Are you putting your own pet's health at risk by fostering?

    If a yes or no answer must be given here then I'd have to say yes, technically you are. However, over the 10 years I've been fostering I've cared for dozens of dogs with upper respiratory, a.k.a., kennel cough, and mine have never caught it (many dogs leaving traditional shelters do have kennel cough). I've also had a foster puppy break with parvo (heartbreaking) and my dogs never caught it, as was the case with a distemper puppy. I would never knowingly take home a dog with distemper or parvo, nor should any dog owner, unless you have a serious isolation area and extensive knowledge on these diseases.

General rules on health risks: 
-The younger the pet, the more likely it could be incubating a serious illness
-The longer it has spent in the shelter the more likely it's sickly, if it's a pet that has been in the shelter system before and was returned to shelter (for whatever reason) it should have better immunity to common shelter diseases (unless it's still very young)
-If your own pet is from a shelter or adoption center it should have better immunity to diseases common in shelters, and regular, annual vaccinations increase your pet's odds of staying healthy though they don't offer a guarantee.

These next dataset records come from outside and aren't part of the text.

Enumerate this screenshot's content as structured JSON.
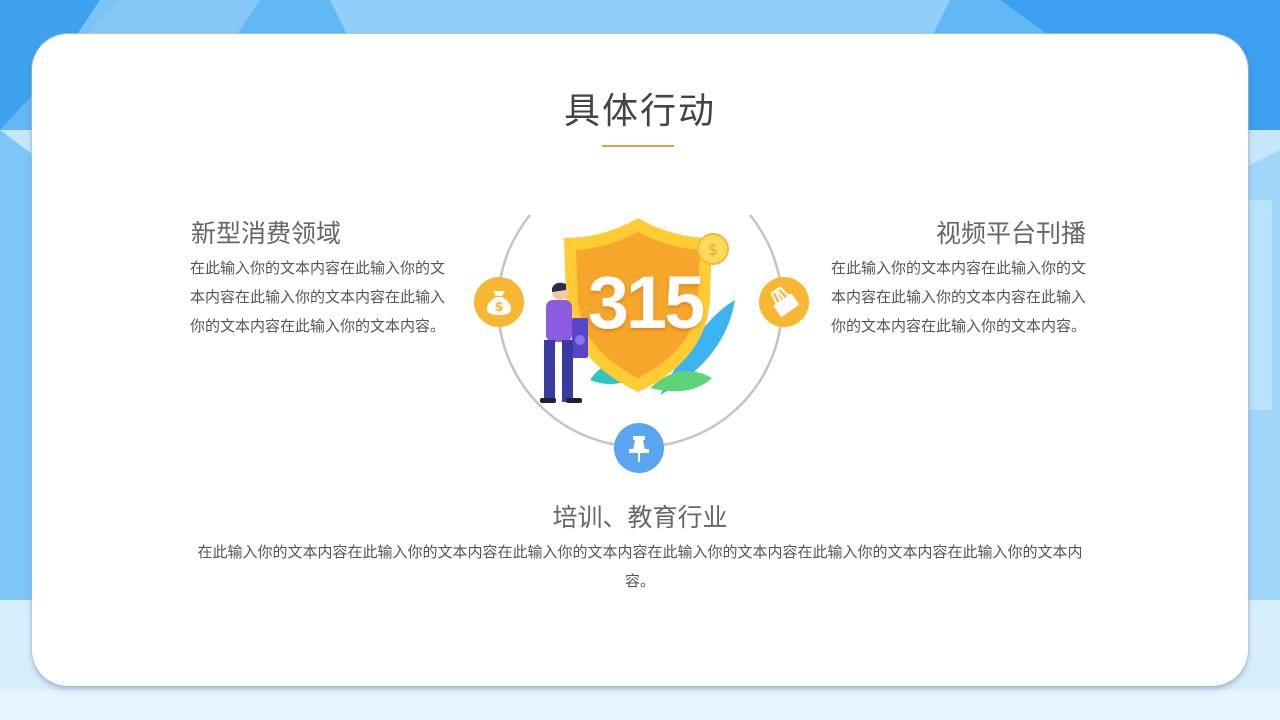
{
  "slide": {
    "title": "具体行动",
    "illustration_number": "315"
  },
  "sections": {
    "left": {
      "heading": "新型消费领域",
      "body": "在此输入你的文本内容在此输入你的文本内容在此输入你的文本内容在此输入你的文本内容在此输入你的文本内容。",
      "icon": "money-bag-icon"
    },
    "right": {
      "heading": "视频平台刊播",
      "body": "在此输入你的文本内容在此输入你的文本内容在此输入你的文本内容在此输入你的文本内容在此输入你的文本内容。",
      "icon": "binder-clip-icon"
    },
    "bottom": {
      "heading": "培训、教育行业",
      "body": "在此输入你的文本内容在此输入你的文本内容在此输入你的文本内容在此输入你的文本内容在此输入你的文本内容在此输入你的文本内容。",
      "icon": "pushpin-icon"
    }
  },
  "colors": {
    "accent_gold": "#d4a84a",
    "badge_orange": "#f7b733",
    "badge_blue": "#5aa5ef",
    "background_blue": "#4aa8f0"
  }
}
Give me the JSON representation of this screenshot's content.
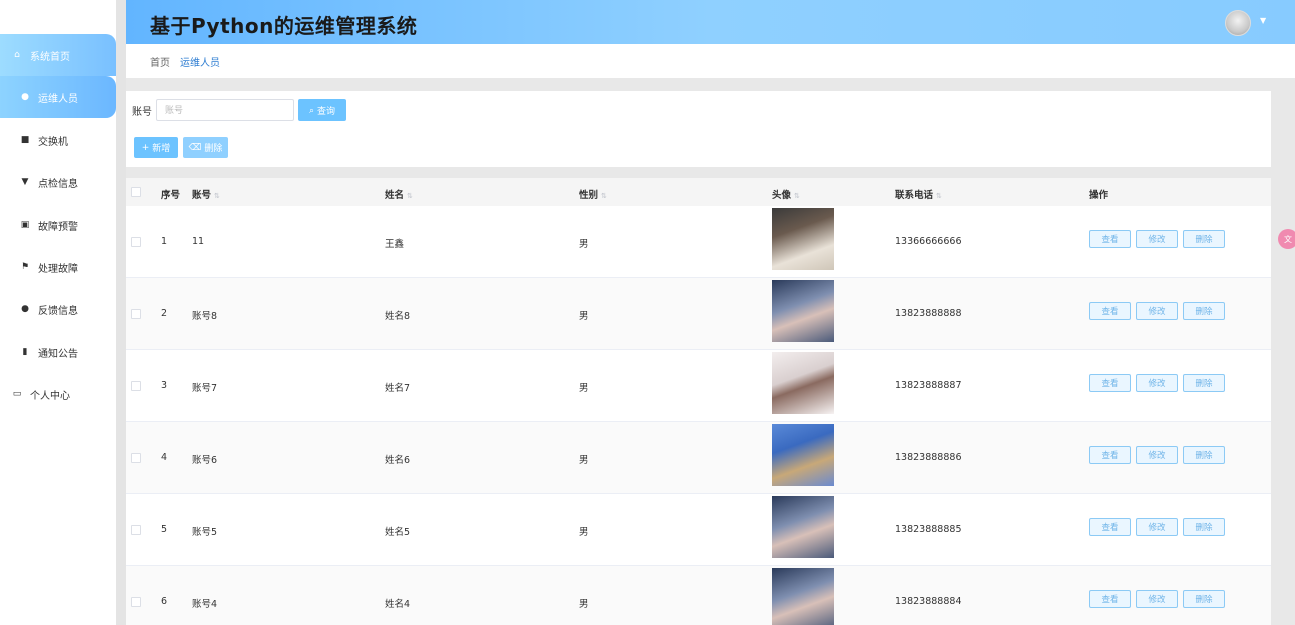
{
  "header": {
    "title": "基于Python的运维管理系统"
  },
  "sidebar": {
    "items": [
      {
        "label": "系统首页",
        "icon": "home-icon"
      },
      {
        "label": "运维人员",
        "icon": "user-icon"
      },
      {
        "label": "交换机",
        "icon": "briefcase-icon"
      },
      {
        "label": "点检信息",
        "icon": "pin-icon"
      },
      {
        "label": "故障预警",
        "icon": "chart-icon"
      },
      {
        "label": "处理故障",
        "icon": "flag-icon"
      },
      {
        "label": "反馈信息",
        "icon": "location-icon"
      },
      {
        "label": "通知公告",
        "icon": "clipboard-icon"
      },
      {
        "label": "个人中心",
        "icon": "window-icon"
      }
    ]
  },
  "breadcrumb": {
    "home": "首页",
    "current": "运维人员"
  },
  "search": {
    "label": "账号",
    "placeholder": "账号",
    "value": "",
    "button": "查询"
  },
  "toolbar": {
    "add": "新增",
    "delete": "删除"
  },
  "table": {
    "headers": {
      "index": "序号",
      "account": "账号",
      "name": "姓名",
      "gender": "性别",
      "avatar": "头像",
      "phone": "联系电话",
      "ops": "操作"
    },
    "op_labels": {
      "view": "查看",
      "edit": "修改",
      "delete": "删除"
    },
    "rows": [
      {
        "index": "1",
        "account": "11",
        "name": "王鑫",
        "gender": "男",
        "phone": "13366666666"
      },
      {
        "index": "2",
        "account": "账号8",
        "name": "姓名8",
        "gender": "男",
        "phone": "13823888888"
      },
      {
        "index": "3",
        "account": "账号7",
        "name": "姓名7",
        "gender": "男",
        "phone": "13823888887"
      },
      {
        "index": "4",
        "account": "账号6",
        "name": "姓名6",
        "gender": "男",
        "phone": "13823888886"
      },
      {
        "index": "5",
        "account": "账号5",
        "name": "姓名5",
        "gender": "男",
        "phone": "13823888885"
      },
      {
        "index": "6",
        "account": "账号4",
        "name": "姓名4",
        "gender": "男",
        "phone": "13823888884"
      }
    ]
  },
  "colors": {
    "accent": "#6cc3ff",
    "header_gradient_start": "#62b5ff",
    "header_gradient_end": "#8fd0ff",
    "link": "#2e7dd1"
  }
}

    You could compare the risks to that of babysitting a child that goes to daycare every day with your baby at home... sure there's a chance your child will catch that 'daycare icky cold,' but he or she will survive.  I am not a veterinarian and these opinions are based on my own extensive experience fostering, that of other fosters and years spent working and volunteering in high-volume shelters.

    In a country that still euthanizes an estimated 1.5 million shelter pets per year (, much room for improvement remains. 
Pet overpopulation and unwanted pets are community problems that require community solutions. 
By fostering you can become an immediate and intricate part of the solution. 
    Hopefully this information has been helpful to those of you considering fostering, and prompted others that weren't considering it to do just that!

Note from the Author: This was initially written in 2013, during my time working as an Adoption Coordinator (and Foster Coordinator on the side!) at Miami Dade Animal Services.